No momento em que a (um falante qualquer) abre a sua boca para emitir uma palavra,
frase ou sentença, ele está realizando um ato locucionário dotado de um conteúdo
significativo específico. Neste mesmo momento em que a o realiza, realiza também um
ato ilocucionário, pois sua palavra, frase ou sentença têm de estar expressando um ato
ilocucionário, e isto porque tem de ser uma asserção ou uma interrogação ou uma
promessa ou um pedido, etc.
Generalizando: todo e qualquer ato locucionário emitido mediante toda e
qualquer língua humana tem de expressar um ato ilocucionário, pois usar a linguagem é
sempre usar a linguagem para fazer isto ou aquilo, não importando se é o caso de emitir
uma séria proposição filosófica, invocar a ira dos deuses clamando por vingança ou
contar uma boa piada. Reitera-mos: costumamos usar a linguagem para desempenhar
diversos e heteróclitos tipos de ação e visando às mais diferentes finalidades. Mas se a
relação entre (1) e (2) é uma relação de superposição pressupondo simultaneidade, a que
se dá entre (1) e (2), tomadas conjuntamente, e (3) é uma relação causal e, como tal, tem
de pressupor um fator antecedente (causa) e um subseqüente (efeito), ou seja: o ato
perlocucionário é um efeito extralingüístico produzido por uma causa estritamente
lingüística.
Dizendo de outro modo: o ato perlocucionário nada tem em si de lingüístico,
seja quando se limita a produzir efeitos imediatos no mundo das crenças e dos modos de
pensar, seja quando por meio disto vai além disso e faz com que alguém desempenhe
uma ação corporal interferindo no mundo.
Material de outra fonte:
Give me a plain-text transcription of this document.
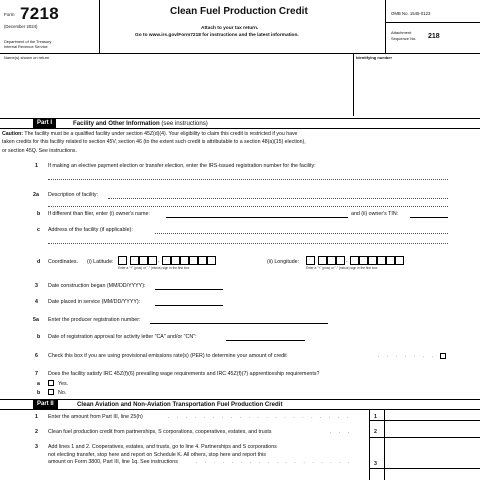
Form 7218
(December 2024)
Department of the Treasury
Internal Revenue Service
Clean Fuel Production Credit
Attach to your tax return.
Go to www.irs.gov/Form7218 for instructions and the latest information.
OMB No. 1545-0123
Attachment
Sequence No. 218
Name(s) shown on return	Identifying number
Part I	Facility and Other Information (see instructions)
Caution: The facility must be a qualified facility under section 45Z(d)(4). Your eligibility to claim this credit is restricted if you have
taken credits for this facility related to section 45V, section 46 (to the extent such credit is attributable to a section 48(a)(15) election),
or section 45Q. See instructions.
1 If making an elective payment election or transfer election, enter the IRS-issued registration number for the facility:
2a Description of facility:
b If different than filer, enter (i) owner's name:	and (ii) owner's TIN:
c Address of the facility (if applicable):
d Coordinates. (i) Latitude:	.
Enter a "+" (plus) or "-" (minus) sign in the first box.
(ii) Longitude:	.
Enter a "+" (plus) or "-" (minus) sign in the first box.
3 Date construction began (MM/DD/YYYY):
4 Date placed in service (MM/DD/YYYY):
5a Enter the producer registration number:
b Date of registration approval for activity letter "CA" and/or "CN":
6 Check this box if you are using provisional emissions rate(s) (PER) to determine your amount of credit	. . . . . . .
7 Does the facility satisfy IRC 45Z(f)(6) prevailing wage requirements and IRC 45Z(f)(7) apprenticeship requirements?
a	Yes.
b	No.
Part II	Clean Aviation and Non-Aviation Transportation Fuel Production Credit
1 Enter the amount from Part III, line 25(h)	. . . . . . . . . . . . . . . . . . . . .	1
2 Clean fuel production credit from partnerships, S corporations, cooperatives, estates, and trusts	. . .	2
3 Add lines 1 and 2. Cooperatives, estates, and trusts, go to line 4. Partnerships and S corporations
not electing transfer, stop here and report on Schedule K. All others, stop here and report this
amount on Form 3800, Part III, line 1q. See instructions	. . . . . . . . . . . . . . . . . .	3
Atender pedidos de alguém passando um
açucareiro ou fechando uma janela, etc; cumprir uma ordem de alguém fazendo isto ou
aquilo, observar uma advertência feita por alguém não fazendo isto nem aquilo, etc. não
podem, sob nenhuma hipótese, serem considerados ações lingüísticas. Assim como
trocar, comprar e vender são ações humanas.
Neste sentido, a teoria dos atos de fala e a teoria da ação humana – embora
tenham sido desenvolvidas independentemente uma da outra e acalentando propósitos
bastante diferentes – não se excluem, porém parecem poder ser articuladas em uma
terceira, mais abrangente. Os filósofos deveriam se interessar mais pelas atividades dos
antropólogos e sociólogos e estes deveriam conceder mais importância ao fundamental
papel da linguagem como meio de comunicação e de ação.